Allergic Diseases and Long Term Risk of Autoimmune Disorders: longitudinal cohort study and cluster analysis.
 
Krishna MT.et al. Eur Respir J. 2019 Aug 14.

Abstract
BACKGROUND:
The association between allergic diseases (ADs) and autoimmune disorders (AIDs) is not well established.
OBJECTIVE:To determine incidence rates of AIDs in allergic rhinitis/conjunctivitis (ARC), atopic eczema (AE) and asthma, and investigate for co-occurring patterns.

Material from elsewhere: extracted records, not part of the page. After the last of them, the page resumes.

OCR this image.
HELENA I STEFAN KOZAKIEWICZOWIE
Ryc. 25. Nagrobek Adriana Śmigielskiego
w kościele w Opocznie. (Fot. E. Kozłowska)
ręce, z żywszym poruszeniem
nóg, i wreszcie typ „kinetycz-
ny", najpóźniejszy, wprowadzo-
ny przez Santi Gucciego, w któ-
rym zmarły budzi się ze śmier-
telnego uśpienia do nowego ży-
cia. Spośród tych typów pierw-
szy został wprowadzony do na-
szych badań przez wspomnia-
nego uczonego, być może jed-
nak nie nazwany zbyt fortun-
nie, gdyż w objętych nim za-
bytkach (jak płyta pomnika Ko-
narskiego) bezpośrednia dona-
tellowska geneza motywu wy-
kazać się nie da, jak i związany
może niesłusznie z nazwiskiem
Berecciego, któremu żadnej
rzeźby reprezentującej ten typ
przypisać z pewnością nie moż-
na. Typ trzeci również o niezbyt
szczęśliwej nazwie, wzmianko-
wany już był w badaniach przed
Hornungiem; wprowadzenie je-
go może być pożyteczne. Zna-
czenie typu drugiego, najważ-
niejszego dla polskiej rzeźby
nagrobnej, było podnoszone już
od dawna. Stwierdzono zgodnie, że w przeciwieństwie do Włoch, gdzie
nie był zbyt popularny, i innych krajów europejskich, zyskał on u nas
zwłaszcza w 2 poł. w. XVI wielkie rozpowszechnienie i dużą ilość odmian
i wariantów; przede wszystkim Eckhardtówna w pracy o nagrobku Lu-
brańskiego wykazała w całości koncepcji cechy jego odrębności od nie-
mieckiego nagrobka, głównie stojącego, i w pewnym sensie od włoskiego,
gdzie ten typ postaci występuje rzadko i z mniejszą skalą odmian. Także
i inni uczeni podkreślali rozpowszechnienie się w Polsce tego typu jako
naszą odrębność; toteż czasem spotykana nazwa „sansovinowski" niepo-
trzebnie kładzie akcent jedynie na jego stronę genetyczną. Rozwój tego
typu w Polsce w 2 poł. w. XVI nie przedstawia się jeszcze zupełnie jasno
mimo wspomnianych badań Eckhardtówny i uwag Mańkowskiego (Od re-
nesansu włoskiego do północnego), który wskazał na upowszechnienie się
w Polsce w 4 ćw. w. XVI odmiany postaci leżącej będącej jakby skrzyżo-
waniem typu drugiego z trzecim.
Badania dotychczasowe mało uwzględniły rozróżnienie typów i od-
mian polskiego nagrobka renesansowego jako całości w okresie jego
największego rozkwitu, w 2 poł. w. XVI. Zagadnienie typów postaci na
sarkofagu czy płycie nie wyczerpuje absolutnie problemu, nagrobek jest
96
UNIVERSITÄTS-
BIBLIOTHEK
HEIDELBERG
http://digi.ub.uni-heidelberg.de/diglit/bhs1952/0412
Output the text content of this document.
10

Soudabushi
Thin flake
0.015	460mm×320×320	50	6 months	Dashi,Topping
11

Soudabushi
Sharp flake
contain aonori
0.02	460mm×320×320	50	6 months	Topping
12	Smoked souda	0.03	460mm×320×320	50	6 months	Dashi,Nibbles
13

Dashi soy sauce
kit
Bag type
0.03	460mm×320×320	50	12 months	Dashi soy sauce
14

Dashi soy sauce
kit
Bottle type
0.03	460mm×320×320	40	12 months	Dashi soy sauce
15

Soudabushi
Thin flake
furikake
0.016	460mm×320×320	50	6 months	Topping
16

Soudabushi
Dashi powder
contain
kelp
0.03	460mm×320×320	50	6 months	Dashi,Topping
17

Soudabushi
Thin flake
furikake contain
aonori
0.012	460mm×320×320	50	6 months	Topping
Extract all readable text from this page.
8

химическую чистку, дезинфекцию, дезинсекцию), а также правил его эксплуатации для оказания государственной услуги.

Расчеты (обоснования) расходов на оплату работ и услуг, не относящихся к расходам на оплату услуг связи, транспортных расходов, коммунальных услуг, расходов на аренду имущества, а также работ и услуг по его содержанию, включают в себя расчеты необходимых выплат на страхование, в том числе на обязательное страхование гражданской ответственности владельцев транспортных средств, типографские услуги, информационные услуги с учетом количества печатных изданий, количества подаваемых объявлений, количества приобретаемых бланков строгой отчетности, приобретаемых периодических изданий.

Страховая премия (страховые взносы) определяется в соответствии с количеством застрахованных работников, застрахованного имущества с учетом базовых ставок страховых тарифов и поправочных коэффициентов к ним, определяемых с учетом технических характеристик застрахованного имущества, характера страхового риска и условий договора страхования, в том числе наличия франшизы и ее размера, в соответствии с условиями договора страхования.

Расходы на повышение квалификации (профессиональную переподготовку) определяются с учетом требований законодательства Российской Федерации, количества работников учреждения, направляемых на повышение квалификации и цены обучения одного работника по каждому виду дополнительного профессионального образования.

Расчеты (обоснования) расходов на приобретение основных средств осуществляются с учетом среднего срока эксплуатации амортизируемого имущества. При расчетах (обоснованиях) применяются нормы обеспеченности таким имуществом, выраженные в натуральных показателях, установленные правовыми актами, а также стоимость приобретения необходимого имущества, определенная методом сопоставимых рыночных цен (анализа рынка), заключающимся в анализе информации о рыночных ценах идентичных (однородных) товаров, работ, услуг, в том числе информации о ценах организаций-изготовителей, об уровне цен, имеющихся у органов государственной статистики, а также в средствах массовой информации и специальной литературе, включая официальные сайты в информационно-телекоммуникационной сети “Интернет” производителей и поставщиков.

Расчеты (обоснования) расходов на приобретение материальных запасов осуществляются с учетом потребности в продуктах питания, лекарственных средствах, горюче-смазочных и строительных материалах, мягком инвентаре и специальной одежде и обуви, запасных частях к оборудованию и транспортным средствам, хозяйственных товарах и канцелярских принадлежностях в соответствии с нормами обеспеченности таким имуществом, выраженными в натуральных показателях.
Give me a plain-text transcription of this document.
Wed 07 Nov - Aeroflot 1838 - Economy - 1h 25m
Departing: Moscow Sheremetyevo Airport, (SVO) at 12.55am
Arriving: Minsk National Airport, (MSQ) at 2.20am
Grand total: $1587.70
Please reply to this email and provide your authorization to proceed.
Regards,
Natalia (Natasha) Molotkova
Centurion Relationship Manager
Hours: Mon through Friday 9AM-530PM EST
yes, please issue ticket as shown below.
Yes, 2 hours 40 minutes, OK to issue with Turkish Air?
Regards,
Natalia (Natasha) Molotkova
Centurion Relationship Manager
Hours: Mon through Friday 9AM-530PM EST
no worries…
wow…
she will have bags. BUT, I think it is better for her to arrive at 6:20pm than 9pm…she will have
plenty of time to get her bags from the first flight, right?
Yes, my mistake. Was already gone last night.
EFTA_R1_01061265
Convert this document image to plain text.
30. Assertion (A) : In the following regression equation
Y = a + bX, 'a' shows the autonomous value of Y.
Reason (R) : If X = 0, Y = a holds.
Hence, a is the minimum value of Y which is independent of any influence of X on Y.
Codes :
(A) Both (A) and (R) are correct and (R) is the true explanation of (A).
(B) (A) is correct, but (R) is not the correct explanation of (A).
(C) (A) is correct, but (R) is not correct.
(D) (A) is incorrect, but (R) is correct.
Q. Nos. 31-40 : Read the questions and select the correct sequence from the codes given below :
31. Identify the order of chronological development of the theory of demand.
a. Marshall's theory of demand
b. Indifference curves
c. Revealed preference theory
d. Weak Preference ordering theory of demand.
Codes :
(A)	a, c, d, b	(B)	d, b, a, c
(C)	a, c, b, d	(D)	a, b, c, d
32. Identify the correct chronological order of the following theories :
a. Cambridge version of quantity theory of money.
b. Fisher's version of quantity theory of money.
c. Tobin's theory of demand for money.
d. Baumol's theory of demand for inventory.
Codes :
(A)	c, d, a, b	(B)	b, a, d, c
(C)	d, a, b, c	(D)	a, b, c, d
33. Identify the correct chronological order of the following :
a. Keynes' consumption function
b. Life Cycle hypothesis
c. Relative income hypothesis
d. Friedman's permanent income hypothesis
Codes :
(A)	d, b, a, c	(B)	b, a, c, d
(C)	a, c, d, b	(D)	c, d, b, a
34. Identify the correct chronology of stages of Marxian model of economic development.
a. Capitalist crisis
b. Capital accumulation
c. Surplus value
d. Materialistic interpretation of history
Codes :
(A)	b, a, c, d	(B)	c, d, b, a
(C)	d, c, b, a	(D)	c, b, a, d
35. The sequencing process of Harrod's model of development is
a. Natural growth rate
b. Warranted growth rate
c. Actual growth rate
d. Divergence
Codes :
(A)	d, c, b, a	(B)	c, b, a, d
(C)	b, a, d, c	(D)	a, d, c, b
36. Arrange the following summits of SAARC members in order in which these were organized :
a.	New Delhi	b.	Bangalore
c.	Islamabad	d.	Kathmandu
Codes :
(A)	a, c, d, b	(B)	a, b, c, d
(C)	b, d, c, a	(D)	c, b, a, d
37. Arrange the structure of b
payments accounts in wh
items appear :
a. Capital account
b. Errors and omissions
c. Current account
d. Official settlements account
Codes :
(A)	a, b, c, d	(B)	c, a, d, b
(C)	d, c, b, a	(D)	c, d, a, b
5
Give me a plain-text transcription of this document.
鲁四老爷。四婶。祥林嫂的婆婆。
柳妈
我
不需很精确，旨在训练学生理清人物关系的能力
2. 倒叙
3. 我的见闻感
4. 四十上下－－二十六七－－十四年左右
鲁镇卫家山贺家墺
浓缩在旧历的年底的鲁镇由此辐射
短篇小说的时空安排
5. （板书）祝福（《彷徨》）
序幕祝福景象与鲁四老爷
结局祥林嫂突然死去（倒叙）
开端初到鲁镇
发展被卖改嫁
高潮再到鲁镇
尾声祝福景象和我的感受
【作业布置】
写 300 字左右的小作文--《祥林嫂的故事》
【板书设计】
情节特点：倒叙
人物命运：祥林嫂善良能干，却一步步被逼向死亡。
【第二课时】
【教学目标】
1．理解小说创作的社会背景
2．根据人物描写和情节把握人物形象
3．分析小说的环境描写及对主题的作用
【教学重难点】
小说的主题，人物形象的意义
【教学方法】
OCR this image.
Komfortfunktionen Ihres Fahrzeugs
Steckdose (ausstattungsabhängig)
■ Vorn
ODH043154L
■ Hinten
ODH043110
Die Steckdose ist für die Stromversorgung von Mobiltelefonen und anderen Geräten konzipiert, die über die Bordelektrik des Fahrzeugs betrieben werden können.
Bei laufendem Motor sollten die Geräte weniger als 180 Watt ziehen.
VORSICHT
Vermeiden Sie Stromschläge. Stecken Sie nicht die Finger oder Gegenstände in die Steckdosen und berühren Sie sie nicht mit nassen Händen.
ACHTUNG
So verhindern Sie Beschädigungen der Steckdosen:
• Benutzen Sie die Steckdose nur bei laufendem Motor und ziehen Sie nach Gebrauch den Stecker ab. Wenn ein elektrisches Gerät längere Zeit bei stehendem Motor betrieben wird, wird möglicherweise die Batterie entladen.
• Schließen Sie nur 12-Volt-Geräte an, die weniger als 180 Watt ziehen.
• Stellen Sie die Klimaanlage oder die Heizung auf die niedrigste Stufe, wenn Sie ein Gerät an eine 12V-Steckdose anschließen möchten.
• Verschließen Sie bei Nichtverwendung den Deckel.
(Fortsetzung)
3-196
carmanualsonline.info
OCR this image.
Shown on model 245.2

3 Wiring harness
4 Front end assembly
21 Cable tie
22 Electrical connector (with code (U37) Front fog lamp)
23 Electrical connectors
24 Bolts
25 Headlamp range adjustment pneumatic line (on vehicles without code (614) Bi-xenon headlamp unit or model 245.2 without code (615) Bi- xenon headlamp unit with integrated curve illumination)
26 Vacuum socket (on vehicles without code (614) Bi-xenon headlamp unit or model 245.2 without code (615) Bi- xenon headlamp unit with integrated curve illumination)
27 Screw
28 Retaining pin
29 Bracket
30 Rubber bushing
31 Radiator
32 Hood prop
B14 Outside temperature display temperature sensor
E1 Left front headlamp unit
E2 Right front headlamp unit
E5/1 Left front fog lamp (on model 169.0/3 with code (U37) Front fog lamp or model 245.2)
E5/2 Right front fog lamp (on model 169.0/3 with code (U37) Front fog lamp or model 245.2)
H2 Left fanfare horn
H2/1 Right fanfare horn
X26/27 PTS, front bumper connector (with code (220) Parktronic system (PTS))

METHODS:Design: Retrospective cohort study (1990-2018) employing "The Health Improvement Network" (UK primary care database).Exposure group: ARC, AE and asthma - all ages.Controls: For each exposed patient, up to 2 randomly selected age- and gender-matched controls with no documented AD.Adjusted incidence rate ratios (aIRRs) were calculated using Poisson regression. A cross-sectional study was also conducted employing Association Rule Mining (ARM) to investigate disease clusters.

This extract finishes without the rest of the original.